Last-minute deals were harder to clinch now. She said that before the pandemic, it was possible during off-peak periods to land a low-priced ticket closer to the date of travel when airlines tried to fill empty seats.

Flights to the United Kingdom from Hong Kong are among the most expensive fares on offer due to high demand and insufficient flights. Photo: Getty Images

Now, however, ticket prices cost more closer to the date of travel.

Agonoy’s advice to travellers was to confirm their plans at least three to six months before their trip.

“Be decisive, book early and consider flexible options such as making a transit stop instead of insisting on non-stop flights,” she said.

She cautioned that short-staffed airlines were now charging 25 to 50 per cent more in cancellation fees to discourage passengers from making multiple changes to their plans.

Agonoy said she did not expect airfares to become more competitive until airlines were back to 100 per cent of their pre-pandemic capacity.

For Cathay, that is only expected to happen at the end of next year.

Labour shortages at airport threaten to ground Hong Kong’s aviation hub recovery

The Post reported in February that labour shortages at the airport had delayed several airlines from resuming or increasing flights to Hong Kong.

Australian carrier Qantas is among airlines that delayed resuming flights between Melbourne and Hong Kong to June because of staff shortages at its ground handling company and fee hikes.

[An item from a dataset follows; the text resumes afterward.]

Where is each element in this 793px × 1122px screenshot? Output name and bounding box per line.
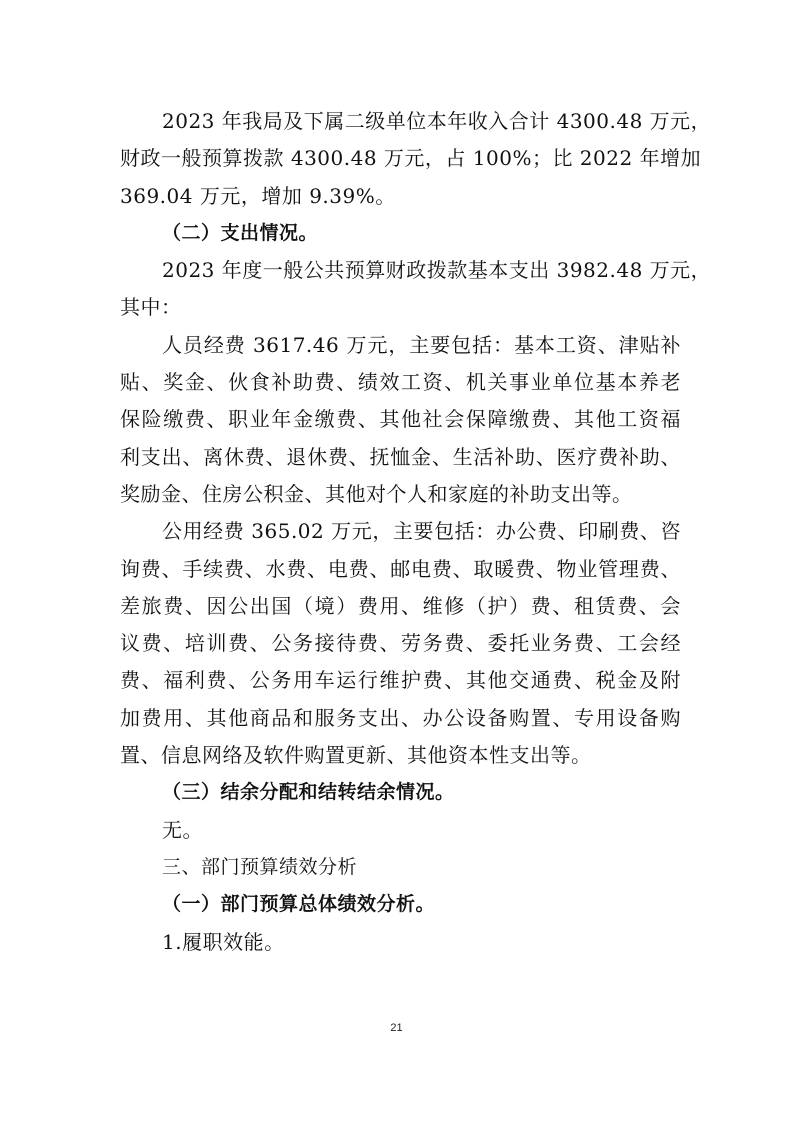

Other airlines, such as Virgin Atlantic, cancelled plans to resume services giving travellers one less option on the London-Hong Kong route.

Low-cost carriers yet to return to Hong Kong include Jin Air, Jetstar Japan, Jeju Air, Mandarin Airlines, SpiceJet and IndiGo, said Herman Tse, senior aviation analyst at Ascend by Cirium.

But 35 airlines that did not operate during the pandemic were back as of March. he noted. American carrier United Airlines relaunched its non-stop services to San Francisco last month while British Airways doubled its flights between London and Hong Kong to 14 per week.

Hong Kong academy aims to be first to train both local and mainland pilots

Newcomer Greater Bay Airlines is offering promotions on routes including Taipei and Seoul, while HK Express has also offered promotions to popular destinations in Japan and Taiwan.

Senior lecturer Andrew Yuen Chi-lok of Chinese University’s Aviation Policy and Research Centre said the labour shortage across the industry was creating a “major bottleneck” for airlines to get back to pre-pandemic levels and meet rising demand.

“To speed up the recovery and maintain Hong Kong’s competitiveness – for example, in airfare pricing – there is an urgency for airlines and the government to consider different measures, including importing foreign workers, to relieve the shortage of labour,” he said.